The first match in UFC history that ended in a unanimous draw without a point deduction took place in 2021, 28 years after the initial UFC event in 1993.

Why unanimous draws are so rare?

The main reason is the lack of standards when it comes to criteria. The UFC scoring criteria are far from ideal and leave a lot of space for the judges to form their subjective opinions on the fight without relying much on criteria.

Next, MMA is a complex sport, more complex than any other combat sport. There are so many variables and it is very unlikely that the two fighters would be equal in all of the three main scoring criteria.  If you combine these factors you will get why unanimous draws are not that common.

Unanimous draw examples

Chris Gutierrez vs Cody Durden – UFC on ESPN+ 31
Scorecards: 28-28; 28-28; 28-28

The clash between Gutierrez and Durden was a “regular” match between two upcoming fighters that ended up being a part of UFC history. For the first time, all three UFC judges scored the match as a draw, which was the first unanimous draw in the UFC history (without point deduction).

What is a Split Draw in UFC?

The UFC match ends in a split draw when one judge scores the match for fighter A, the second judge has the fighter B as the winner, and the third judge scores the match as a draw. In this case, the match would be declared a split draw because all three judges have scored the fight differently, and with that, couldn’t agree on which fighter won the match.

Like unanimous draws, you won’t see many UFC matches ending in a split draw. It usually happens when the fight is really close and the numbers are identical which makes it hard for the judges to decide whether to score it as a draw or give it to fighter A or B.

Examples of the split draw in UFC

Ion Cutelaba vs. Dustin Jacoby – UFC Vegas 25
Scorecards: 28-29 (Jacoby); 28-28; 29-28 (Cutelaba)

To say that Cutelaba and Jacoby have put on a show would be an understatement. These two warriors battled over three rounds, and the fight could have gone either way and no one would say a word about the decision. In the end, one judge had it for Cutelaba, the other one for Jacoby, while the third one scored the match as a draw. As a result, the match ended as a split draw.

BJ Penn vs. Caol Uni 2 – UFC 41

Scorecards: 48-46 (Penn); 47-48 (Uno); 48-48

The first bout between these two ended with Penn knocking out Uni in just 11 seconds at UFC 34 in 2001. But the two would meet each other once again at UFC 41, in a fight that ended as a split draw. Though the popular opinion is that Penn was a better fighter that night, the numbers were really close.

Frankie Edgar vs. Gray Maynard – UFC 125

Scorecards: 47-47; 48-46 (Edgar); 46-48 (Maynard)

Edgar vs. Maynard 2 will go down in history as one of the most iconic fights in the history of the sport. The fight was going back and forth right from the opening second, and the two nearly finished each other on multiple occasions over the five rounds. All three judges scored the fight differently and neither fighter was declared a winner.
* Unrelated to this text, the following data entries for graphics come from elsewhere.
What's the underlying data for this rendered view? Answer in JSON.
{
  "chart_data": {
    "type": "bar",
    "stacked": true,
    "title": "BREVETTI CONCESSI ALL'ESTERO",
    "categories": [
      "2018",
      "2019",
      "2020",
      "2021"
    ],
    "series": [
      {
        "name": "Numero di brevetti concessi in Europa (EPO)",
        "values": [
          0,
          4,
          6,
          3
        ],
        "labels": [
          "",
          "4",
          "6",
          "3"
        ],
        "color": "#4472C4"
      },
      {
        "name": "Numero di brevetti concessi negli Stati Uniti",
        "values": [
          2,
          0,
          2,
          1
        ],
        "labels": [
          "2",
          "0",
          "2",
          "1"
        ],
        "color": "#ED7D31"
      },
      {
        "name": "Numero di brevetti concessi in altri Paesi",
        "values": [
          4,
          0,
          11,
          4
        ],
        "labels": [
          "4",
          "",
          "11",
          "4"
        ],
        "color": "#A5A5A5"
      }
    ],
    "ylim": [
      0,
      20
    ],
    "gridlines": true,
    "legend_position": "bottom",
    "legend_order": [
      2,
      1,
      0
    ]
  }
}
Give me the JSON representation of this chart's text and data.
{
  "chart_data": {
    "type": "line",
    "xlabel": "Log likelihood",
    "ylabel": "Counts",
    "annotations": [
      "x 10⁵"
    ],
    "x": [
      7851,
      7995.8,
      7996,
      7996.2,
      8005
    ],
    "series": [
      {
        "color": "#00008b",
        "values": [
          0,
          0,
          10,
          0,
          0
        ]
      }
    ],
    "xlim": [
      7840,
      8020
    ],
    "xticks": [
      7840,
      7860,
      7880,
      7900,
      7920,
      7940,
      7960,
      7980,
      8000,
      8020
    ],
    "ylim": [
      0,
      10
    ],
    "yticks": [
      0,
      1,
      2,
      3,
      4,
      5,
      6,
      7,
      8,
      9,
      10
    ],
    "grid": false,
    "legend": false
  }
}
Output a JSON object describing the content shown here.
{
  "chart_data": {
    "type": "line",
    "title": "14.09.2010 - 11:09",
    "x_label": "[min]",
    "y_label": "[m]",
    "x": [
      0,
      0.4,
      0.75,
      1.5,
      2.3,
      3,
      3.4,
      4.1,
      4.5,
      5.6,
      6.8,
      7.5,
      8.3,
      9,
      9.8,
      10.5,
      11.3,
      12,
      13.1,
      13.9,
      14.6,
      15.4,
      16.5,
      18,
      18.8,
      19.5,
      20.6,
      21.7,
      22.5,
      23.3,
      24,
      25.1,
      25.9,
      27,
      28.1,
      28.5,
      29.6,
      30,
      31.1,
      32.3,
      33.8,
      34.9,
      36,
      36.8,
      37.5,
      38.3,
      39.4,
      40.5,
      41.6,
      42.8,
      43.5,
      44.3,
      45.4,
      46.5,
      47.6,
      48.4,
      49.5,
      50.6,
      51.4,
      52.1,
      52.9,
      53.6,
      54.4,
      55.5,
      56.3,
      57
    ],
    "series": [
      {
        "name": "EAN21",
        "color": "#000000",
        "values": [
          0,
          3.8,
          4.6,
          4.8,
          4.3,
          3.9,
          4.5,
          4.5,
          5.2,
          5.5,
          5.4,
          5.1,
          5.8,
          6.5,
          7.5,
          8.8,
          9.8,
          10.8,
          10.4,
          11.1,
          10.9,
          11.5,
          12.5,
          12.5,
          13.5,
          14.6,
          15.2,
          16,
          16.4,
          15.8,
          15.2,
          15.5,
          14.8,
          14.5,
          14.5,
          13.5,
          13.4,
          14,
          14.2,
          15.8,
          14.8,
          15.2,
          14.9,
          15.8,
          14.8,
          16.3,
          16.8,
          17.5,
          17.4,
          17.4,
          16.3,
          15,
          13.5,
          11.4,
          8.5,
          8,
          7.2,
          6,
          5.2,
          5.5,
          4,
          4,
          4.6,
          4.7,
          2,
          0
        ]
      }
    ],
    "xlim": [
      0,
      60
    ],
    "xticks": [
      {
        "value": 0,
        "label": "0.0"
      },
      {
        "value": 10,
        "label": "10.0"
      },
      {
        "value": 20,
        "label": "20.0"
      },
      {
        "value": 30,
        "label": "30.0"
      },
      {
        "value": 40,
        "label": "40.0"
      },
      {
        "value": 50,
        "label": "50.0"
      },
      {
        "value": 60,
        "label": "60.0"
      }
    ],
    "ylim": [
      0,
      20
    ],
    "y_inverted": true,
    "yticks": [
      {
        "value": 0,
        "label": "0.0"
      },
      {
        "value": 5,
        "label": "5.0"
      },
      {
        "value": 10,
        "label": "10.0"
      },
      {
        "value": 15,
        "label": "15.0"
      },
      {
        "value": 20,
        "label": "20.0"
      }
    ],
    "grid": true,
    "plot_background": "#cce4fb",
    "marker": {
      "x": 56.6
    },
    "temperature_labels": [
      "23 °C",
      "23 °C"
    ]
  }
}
Final thoughts on the majority draw in the UFC

Unlike in other mainstream sports, a draw is a rare outcome in modern MMA, especially in the UFC. But even when it happens, it is always good to know that there are different types of draws, with the “majority draw” being one of the most common draw outcomes.

Hopefully, this article helped you better understand how the majority and other types of draws work in the UFC.